David "Fuze" Fiuczynski may seem like the name of a musician that has been hiding out in the jazz witness protection program. For those voracious readers of liner notes and all things six string related the name is quickly recognized as having been listed in Guitar Player magazine's "101 Unsung Guitar Heroes." To make a long story short - this is some righteous stuff!
Fiuczynski draws from a myriad of influences with the end result his own personal genre on what some might call "Global Jazz" but Fuze simply calls Planet Microjam. This incredibly cutting edge release has Fiuczynski on a sonic treasure hunt looking for the notes that fell between the cracks. For the technically inclined we find microtones represent all intervals in between the semitones of the traditional 12 note per octave system found in Western music. Simple right? Think of it from the blues perspective as a player will ride the area between the minor 3rd and major 3rd with these notes being commonly referred to as the blue notes. The blue notes are not found on the piano. Now toss in a guitar player that performs with amazing technical precision along with a solid command of processed tones and the end result is a sonic exploratory into a musical no mans land for guitarists that few can successfully navigate much less with the end result demonstrated by the prolific talents of Fuze. For violin and various reed instruments this is nothing new but for guitar this is some heavy stuff.

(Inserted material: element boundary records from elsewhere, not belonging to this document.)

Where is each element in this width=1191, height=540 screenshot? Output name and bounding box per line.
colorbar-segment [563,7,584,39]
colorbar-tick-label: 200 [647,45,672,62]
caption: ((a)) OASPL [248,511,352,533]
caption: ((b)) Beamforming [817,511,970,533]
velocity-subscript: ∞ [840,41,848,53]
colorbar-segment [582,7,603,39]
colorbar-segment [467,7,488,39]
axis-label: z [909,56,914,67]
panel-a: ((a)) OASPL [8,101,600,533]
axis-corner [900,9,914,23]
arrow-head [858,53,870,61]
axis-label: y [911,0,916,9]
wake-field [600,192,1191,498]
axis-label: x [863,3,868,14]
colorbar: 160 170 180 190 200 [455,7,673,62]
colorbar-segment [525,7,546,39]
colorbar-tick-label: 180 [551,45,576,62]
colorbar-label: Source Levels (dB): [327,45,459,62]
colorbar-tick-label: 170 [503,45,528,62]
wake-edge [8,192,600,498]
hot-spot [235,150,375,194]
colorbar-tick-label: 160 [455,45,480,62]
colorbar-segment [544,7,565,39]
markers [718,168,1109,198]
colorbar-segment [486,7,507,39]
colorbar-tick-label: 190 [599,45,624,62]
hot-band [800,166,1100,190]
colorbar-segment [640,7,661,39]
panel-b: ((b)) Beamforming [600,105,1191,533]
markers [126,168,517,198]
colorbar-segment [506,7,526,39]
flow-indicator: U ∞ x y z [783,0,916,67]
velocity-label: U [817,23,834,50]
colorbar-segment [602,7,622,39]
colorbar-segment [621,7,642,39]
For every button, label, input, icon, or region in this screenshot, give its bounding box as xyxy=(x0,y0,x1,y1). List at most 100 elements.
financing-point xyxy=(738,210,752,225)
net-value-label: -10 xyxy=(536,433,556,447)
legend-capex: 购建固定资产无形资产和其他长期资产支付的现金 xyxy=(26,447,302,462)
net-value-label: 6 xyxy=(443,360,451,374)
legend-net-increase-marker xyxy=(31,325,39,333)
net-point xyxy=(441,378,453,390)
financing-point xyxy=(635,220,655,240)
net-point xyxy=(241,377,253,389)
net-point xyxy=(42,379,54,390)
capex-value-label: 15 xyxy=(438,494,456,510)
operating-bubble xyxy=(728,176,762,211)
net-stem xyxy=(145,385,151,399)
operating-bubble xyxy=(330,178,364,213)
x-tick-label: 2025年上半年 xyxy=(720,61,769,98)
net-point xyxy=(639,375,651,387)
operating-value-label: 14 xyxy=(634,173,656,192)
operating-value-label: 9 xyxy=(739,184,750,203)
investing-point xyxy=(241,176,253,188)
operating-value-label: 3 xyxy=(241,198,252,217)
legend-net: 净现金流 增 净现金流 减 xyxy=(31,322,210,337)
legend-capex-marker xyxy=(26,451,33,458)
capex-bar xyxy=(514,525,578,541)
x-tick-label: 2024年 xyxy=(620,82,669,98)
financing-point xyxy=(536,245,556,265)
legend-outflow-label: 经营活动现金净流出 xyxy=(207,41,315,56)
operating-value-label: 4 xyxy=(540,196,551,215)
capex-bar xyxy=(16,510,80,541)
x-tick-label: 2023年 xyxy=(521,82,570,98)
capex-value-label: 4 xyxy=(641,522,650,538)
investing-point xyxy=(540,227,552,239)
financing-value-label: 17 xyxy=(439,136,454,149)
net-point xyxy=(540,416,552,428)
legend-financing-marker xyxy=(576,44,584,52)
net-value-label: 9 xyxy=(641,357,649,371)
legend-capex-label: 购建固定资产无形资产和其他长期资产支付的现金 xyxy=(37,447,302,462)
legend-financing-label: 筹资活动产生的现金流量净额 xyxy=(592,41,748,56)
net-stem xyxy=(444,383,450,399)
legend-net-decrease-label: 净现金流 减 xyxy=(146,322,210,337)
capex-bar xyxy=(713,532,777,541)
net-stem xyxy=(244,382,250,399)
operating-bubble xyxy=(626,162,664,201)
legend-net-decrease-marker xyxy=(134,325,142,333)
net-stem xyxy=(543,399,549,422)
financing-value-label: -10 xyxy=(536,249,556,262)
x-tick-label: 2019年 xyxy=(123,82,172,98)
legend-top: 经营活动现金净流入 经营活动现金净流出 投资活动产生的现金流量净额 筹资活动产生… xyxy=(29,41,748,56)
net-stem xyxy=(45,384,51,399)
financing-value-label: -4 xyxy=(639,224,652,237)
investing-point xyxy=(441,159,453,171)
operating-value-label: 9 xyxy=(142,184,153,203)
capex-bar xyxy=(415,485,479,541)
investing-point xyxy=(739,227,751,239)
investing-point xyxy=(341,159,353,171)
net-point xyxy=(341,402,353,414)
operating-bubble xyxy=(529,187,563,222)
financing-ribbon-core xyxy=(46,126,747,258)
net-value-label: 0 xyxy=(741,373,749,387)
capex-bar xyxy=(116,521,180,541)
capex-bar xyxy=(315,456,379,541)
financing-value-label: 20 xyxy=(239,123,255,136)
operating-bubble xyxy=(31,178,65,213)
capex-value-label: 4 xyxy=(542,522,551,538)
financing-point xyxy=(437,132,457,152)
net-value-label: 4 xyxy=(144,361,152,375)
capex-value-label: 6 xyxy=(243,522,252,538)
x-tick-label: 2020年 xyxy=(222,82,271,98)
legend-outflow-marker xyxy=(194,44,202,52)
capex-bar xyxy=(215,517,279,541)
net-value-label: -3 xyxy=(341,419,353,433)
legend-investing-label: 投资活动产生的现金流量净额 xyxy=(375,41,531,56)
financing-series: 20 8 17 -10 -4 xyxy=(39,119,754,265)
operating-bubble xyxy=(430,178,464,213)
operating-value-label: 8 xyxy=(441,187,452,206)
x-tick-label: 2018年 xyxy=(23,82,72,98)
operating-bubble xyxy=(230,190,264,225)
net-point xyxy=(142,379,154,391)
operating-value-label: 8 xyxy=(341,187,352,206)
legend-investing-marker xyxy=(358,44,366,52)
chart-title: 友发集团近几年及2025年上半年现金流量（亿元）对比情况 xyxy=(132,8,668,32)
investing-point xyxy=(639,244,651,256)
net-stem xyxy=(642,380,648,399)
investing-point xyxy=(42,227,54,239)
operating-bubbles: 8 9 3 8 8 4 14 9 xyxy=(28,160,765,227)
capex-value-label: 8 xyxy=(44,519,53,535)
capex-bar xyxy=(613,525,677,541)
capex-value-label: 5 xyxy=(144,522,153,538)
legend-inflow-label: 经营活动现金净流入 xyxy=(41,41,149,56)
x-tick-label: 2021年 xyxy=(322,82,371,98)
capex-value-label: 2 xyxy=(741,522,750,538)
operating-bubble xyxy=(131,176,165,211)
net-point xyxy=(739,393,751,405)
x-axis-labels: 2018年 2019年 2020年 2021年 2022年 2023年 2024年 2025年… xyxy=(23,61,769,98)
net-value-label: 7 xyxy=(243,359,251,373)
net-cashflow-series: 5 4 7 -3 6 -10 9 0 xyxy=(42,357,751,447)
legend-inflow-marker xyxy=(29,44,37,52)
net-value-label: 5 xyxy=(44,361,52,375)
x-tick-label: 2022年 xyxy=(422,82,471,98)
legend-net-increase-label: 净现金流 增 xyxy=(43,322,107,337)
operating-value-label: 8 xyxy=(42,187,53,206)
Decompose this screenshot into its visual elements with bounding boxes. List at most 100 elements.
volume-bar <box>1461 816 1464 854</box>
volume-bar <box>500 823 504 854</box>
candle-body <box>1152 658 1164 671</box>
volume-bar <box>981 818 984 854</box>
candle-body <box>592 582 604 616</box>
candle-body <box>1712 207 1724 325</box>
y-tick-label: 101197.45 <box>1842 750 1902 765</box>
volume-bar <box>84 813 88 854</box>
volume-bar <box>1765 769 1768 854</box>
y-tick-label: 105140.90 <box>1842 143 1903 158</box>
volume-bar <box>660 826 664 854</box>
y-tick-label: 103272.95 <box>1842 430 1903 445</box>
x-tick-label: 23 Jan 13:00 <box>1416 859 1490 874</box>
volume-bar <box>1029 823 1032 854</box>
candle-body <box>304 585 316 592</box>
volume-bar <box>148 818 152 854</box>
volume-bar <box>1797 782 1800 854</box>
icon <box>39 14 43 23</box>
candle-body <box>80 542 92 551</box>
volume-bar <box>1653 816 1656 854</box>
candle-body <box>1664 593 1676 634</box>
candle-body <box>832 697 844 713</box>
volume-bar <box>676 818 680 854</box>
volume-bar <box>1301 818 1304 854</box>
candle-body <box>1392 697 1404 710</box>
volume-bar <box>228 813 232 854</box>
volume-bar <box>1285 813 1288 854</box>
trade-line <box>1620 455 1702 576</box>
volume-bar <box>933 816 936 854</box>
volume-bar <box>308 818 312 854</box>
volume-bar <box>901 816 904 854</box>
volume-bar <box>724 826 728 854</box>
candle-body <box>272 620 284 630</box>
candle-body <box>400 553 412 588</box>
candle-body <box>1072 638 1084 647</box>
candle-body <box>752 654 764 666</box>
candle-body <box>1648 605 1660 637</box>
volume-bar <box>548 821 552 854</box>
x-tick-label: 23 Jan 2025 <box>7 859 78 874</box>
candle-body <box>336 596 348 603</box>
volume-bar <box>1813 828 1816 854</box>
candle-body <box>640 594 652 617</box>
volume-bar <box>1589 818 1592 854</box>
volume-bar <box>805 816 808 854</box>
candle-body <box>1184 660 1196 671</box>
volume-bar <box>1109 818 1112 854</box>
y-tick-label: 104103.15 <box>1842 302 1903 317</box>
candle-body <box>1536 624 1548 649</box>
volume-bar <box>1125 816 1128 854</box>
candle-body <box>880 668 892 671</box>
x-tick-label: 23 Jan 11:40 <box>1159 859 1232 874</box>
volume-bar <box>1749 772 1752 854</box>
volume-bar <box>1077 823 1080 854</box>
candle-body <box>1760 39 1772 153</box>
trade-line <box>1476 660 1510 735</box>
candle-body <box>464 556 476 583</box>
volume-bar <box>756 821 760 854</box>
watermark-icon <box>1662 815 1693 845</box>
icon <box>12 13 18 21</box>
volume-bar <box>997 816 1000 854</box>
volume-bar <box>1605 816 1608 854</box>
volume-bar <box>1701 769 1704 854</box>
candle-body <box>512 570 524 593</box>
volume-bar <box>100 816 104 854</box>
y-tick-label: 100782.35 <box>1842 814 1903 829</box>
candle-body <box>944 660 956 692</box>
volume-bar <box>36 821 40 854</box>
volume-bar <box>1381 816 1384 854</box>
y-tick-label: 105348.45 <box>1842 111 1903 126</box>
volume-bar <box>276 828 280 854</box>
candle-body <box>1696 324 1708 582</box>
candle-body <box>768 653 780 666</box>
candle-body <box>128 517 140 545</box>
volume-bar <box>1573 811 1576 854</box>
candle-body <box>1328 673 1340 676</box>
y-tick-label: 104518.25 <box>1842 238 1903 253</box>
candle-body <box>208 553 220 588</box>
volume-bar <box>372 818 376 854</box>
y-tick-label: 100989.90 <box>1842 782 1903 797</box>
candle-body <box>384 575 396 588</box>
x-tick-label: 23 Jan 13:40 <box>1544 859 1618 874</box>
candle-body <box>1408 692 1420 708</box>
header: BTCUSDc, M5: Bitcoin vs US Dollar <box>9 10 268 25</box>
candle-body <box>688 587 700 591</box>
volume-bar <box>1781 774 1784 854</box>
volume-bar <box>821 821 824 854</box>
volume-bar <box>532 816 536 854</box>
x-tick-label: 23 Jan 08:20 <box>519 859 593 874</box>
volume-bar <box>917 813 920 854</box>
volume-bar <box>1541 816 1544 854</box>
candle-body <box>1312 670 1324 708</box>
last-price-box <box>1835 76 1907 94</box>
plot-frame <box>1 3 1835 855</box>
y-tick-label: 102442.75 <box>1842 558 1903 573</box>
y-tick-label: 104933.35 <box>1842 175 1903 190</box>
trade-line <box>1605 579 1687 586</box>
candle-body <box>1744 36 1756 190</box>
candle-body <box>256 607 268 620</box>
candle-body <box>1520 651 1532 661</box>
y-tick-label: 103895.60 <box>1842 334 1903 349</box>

Opening with "Micro Emperor" which is a riff on Beethoven's 5th piano concerto we find a North African Funk flavor coupled with Fiuczynski's amazing six string pyrotechnics. Far from some sort of musical novelty act, Jack DeJohnette sits in on "Meditacion" thus quieting the skeptics. "Meditacion" is a captivating tune based on a quarter-tone string quartet by Mexican composer Julian Carrrillo. A somewhat whimsical take on Sun Ra's "Sun Song" fits in perfectly with the incredible ambient feel of this release. The original "Horos Fuzivikos" is an intense Middle Eastern jam with the subtle rock nuance thanks to drummer Kenwood Dennard. Fuze's fretless guitar will in fact sound out of tune to those that have never ventured outside the more rigid forms and functionally of improvised music in the West. Why? Again the microtonal effects combined with the additional effects and harmonic characteristic from Arabic, Turkish, Indian and East Asian is not just pushing the envelope - it's going out certified mail. Fuze is also taking the microtonal notes and stacking them into chords.
Acceptance of this revolutionary tuning system will be like "Hope and Change" for some guitarists without the proper understanding of the numbers the end result may mean little. The six string aficionado that eats, breathes and sleeps theory may find this almost addictive. Of course Planet Microjam is used as a noun in this context, Fuze is hoping to see the transition to a verb.
In keeping with Fuze's wish and since I have waxed somewhat theoretical, I hope you enjoyed the microjammed review. Planet Microjam is a guaranteed mind blower for guitar fans and theory geeks alike. Going outside the box is indeed a good thing...
Tracks: Micro Emperor; Mystic Microjam; Meditacion; Sun Song; Horos Fuzivikos; Green Lament; Madoka Blue; En Secreto; Green Lament; Apprehension; Ragaku.
Personnel: David Fiuczynski: fretted and fretless acoustic and electric guitars,1/4 tone guitar; Evan Marien: fretless bass; Evgeny Lebedev: piano and microtonal keyboards; David Riley: violin; Takeru Yamazaki: additional microtonal keyboards.